International trade’s impact on job losses is among the issues brought up by presidential candidates. Critics say the trade deals of the last two decades have cost the nation millions of jobs. Supporters counter that the trade deals have opened foreign markets to U.S. companies. Who’s right? NC State University economist Mike Walden responds.
“Actually I would argue that both are right. We clearly have seen some sectors in our economy, particularly in the technology and services sector, benefit from opening up international trade. For example, here we have some major technology companies in North Carolina, in particular in the Triangle, we’ve seen their sales to foreign markets dramatically improve. But at the same time we’ve had other industries suffer, particularly in manufacturing.
“And here in North Carolina, of course, a sector that has suffered mightily is the textile and apparel sector. Employment in those two sectors is down 200,000 in the last two decades, which actually spans the time we’ve had more open, international trade, and this has especially hard hit rural and small town areas.
“So we do have this mix of people and sectors that have benefited and people and sectors that have lost.
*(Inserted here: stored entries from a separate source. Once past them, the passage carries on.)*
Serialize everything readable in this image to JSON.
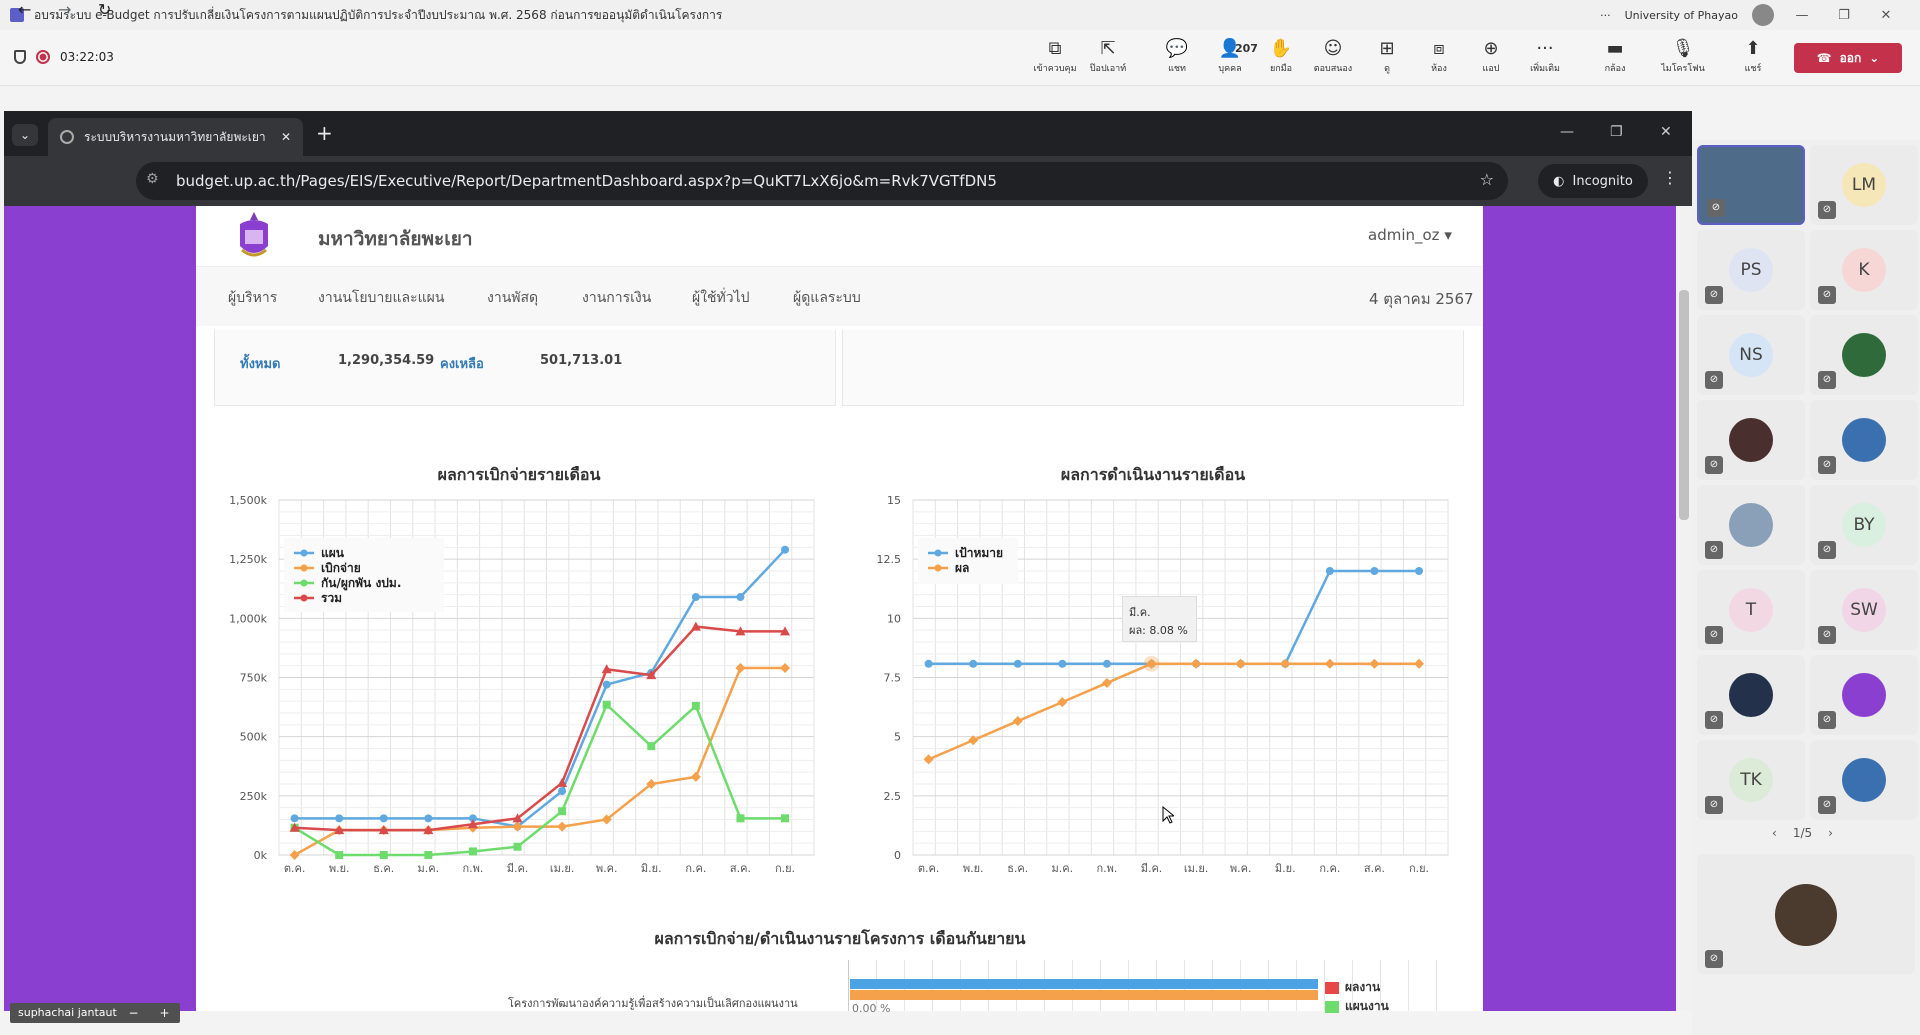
{
  "teams": {
    "window_title": "อบรมระบบ e-Budget การปรับเกลี่ยเงินโครงการตามแผนปฏิบัติการประจำปีงบประมาณ พ.ศ. 2568 ก่อนการขออนุมัติดำเนินโครงการ",
    "more": "···",
    "org": "University of Phayao",
    "timer": "03:22:03",
    "toolbar": [
      {
        "icon": "⧉",
        "label": "เข้าควบคุม",
        "name": "take-control"
      },
      {
        "icon": "⇱",
        "label": "ป๊อปเอาท์",
        "name": "pop-out"
      },
      {
        "icon": "💬",
        "label": "แชท",
        "name": "chat"
      },
      {
        "icon": "👤",
        "label": "บุคคล",
        "name": "people",
        "count": "207"
      },
      {
        "icon": "✋",
        "label": "ยกมือ",
        "name": "raise-hand"
      },
      {
        "icon": "☺",
        "label": "ตอบสนอง",
        "name": "react"
      },
      {
        "icon": "⊞",
        "label": "ดู",
        "name": "view"
      },
      {
        "icon": "⧈",
        "label": "ห้อง",
        "name": "rooms"
      },
      {
        "icon": "⊕",
        "label": "แอป",
        "name": "apps"
      },
      {
        "icon": "···",
        "label": "เพิ่มเติม",
        "name": "more"
      },
      {
        "icon": "▬",
        "label": "กล้อง",
        "name": "camera"
      },
      {
        "icon": "🎙",
        "label": "ไมโครโฟน",
        "name": "mic"
      },
      {
        "icon": "⬆",
        "label": "แชร์",
        "name": "share"
      }
    ],
    "leave_label": "ออก"
  },
  "browser": {
    "tab_title": "ระบบบริหารงานมหาวิทยาลัยพะเยา",
    "url": "budget.up.ac.th/Pages/EIS/Executive/Report/DepartmentDashboard.aspx?p=QuKT7LxX6jo&m=Rvk7VGTfDN5",
    "incognito": "Incognito"
  },
  "site": {
    "university": "มหาวิทยาลัยพะเยา",
    "user": "admin_oz ▾",
    "nav": [
      "ผู้บริหาร",
      "งานนโยบายและแผน",
      "งานพัสดุ",
      "งานการเงิน",
      "ผู้ใช้ทั่วไป",
      "ผู้ดูแลระบบ"
    ],
    "date": "4 ตุลาคม 2567",
    "summary": {
      "total_label": "ทั้งหมด",
      "total_value": "1,290,354.59",
      "remain_label": "คงเหลือ",
      "remain_value": "501,713.01"
    },
    "section_title": "ผลการเบิกจ่าย/ดำเนินงานรายโครงการ เดือนกันยายน",
    "project_label": "โครงการพัฒนาองค์ความรู้เพื่อสร้างความเป็นเลิศกองแผนงาน",
    "project_pct": "0.00 %",
    "bar_legend": [
      {
        "name": "ผลงาน",
        "color": "#e64848"
      },
      {
        "name": "แผนงาน",
        "color": "#6ddc6d"
      }
    ],
    "tooltip": {
      "month": "มี.ค.",
      "text": "ผล: 8.08 %"
    }
  },
  "chart_data": [
    {
      "type": "line",
      "title": "ผลการเบิกจ่ายรายเดือน",
      "categories": [
        "ต.ค.",
        "พ.ย.",
        "ธ.ค.",
        "ม.ค.",
        "ก.พ.",
        "มี.ค.",
        "เม.ย.",
        "พ.ค.",
        "มิ.ย.",
        "ก.ค.",
        "ส.ค.",
        "ก.ย."
      ],
      "ylim": [
        0,
        1500000
      ],
      "yticks": [
        "0k",
        "250k",
        "500k",
        "750k",
        "1,000k",
        "1,250k",
        "1,500k"
      ],
      "legend": "top-left",
      "series": [
        {
          "name": "แผน",
          "color": "#5fa9e0",
          "marker": "circle",
          "values": [
            155000,
            155000,
            155000,
            155000,
            155000,
            120000,
            270000,
            720000,
            770000,
            1090000,
            1090000,
            1290000
          ]
        },
        {
          "name": "เบิกจ่าย",
          "color": "#f5a04a",
          "marker": "diamond",
          "values": [
            0,
            105000,
            105000,
            105000,
            115000,
            120000,
            120000,
            150000,
            300000,
            330000,
            790000,
            790000
          ]
        },
        {
          "name": "กัน/ผูกพัน งปม.",
          "color": "#6ddc6d",
          "marker": "square",
          "values": [
            115000,
            0,
            0,
            0,
            15000,
            35000,
            185000,
            635000,
            460000,
            630000,
            155000,
            155000
          ]
        },
        {
          "name": "รวม",
          "color": "#d94a4a",
          "marker": "triangle",
          "values": [
            115000,
            105000,
            105000,
            105000,
            130000,
            155000,
            305000,
            785000,
            760000,
            965000,
            945000,
            945000
          ]
        }
      ]
    },
    {
      "type": "line",
      "title": "ผลการดำเนินงานรายเดือน",
      "categories": [
        "ต.ค.",
        "พ.ย.",
        "ธ.ค.",
        "ม.ค.",
        "ก.พ.",
        "มี.ค.",
        "เม.ย.",
        "พ.ค.",
        "มิ.ย.",
        "ก.ค.",
        "ส.ค.",
        "ก.ย."
      ],
      "ylim": [
        0,
        15
      ],
      "yticks": [
        "0",
        "2.5",
        "5",
        "7.5",
        "10",
        "12.5",
        "15"
      ],
      "legend": "top-left",
      "series": [
        {
          "name": "เป้าหมาย",
          "color": "#5fa9e0",
          "marker": "circle",
          "values": [
            8.08,
            8.08,
            8.08,
            8.08,
            8.08,
            8.08,
            8.08,
            8.08,
            8.08,
            12,
            12,
            12
          ]
        },
        {
          "name": "ผล",
          "color": "#f5a04a",
          "marker": "diamond",
          "values": [
            4.04,
            4.85,
            5.66,
            6.46,
            7.27,
            8.08,
            8.08,
            8.08,
            8.08,
            8.08,
            8.08,
            8.08
          ]
        }
      ]
    }
  ],
  "participants": {
    "tiles": [
      {
        "initials": "",
        "bg": "#4f6b8a",
        "kind": "video"
      },
      {
        "initials": "LM",
        "bg": "#f6e7b9"
      },
      {
        "initials": "PS",
        "bg": "#dfe4f3"
      },
      {
        "initials": "K",
        "bg": "#f6d7d5"
      },
      {
        "initials": "NS",
        "bg": "#d6e5f5"
      },
      {
        "initials": "",
        "bg": "#2f6b3a"
      },
      {
        "initials": "",
        "bg": "#4a2f2f"
      },
      {
        "initials": "",
        "bg": "#3a6fb0"
      },
      {
        "initials": "",
        "bg": "#8aa0b8"
      },
      {
        "initials": "BY",
        "bg": "#d9efdf"
      },
      {
        "initials": "T",
        "bg": "#f2d8e3"
      },
      {
        "initials": "SW",
        "bg": "#f0d6e6"
      },
      {
        "initials": "",
        "bg": "#23314a"
      },
      {
        "initials": "",
        "bg": "#8b3fd1"
      },
      {
        "initials": "TK",
        "bg": "#dcebd8"
      },
      {
        "initials": "",
        "bg": "#3a6fb0"
      }
    ],
    "pager": "1/5",
    "self_name": "suphachai jantaut"
  }
}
“I think what’s been missing over the last 20 years when we’ve had more open free trade is somehow programs that would allow those who benefit to give up a few of those benefits to help those who have lost, particularly in terms of helping folks who have lost their jobs retrain for new jobs. We have some very minor programs that do that, but we’ve not had anything on a massive scale. Hence, I think, we are left with this mix of satisfaction and dissatisfaction about international trade.”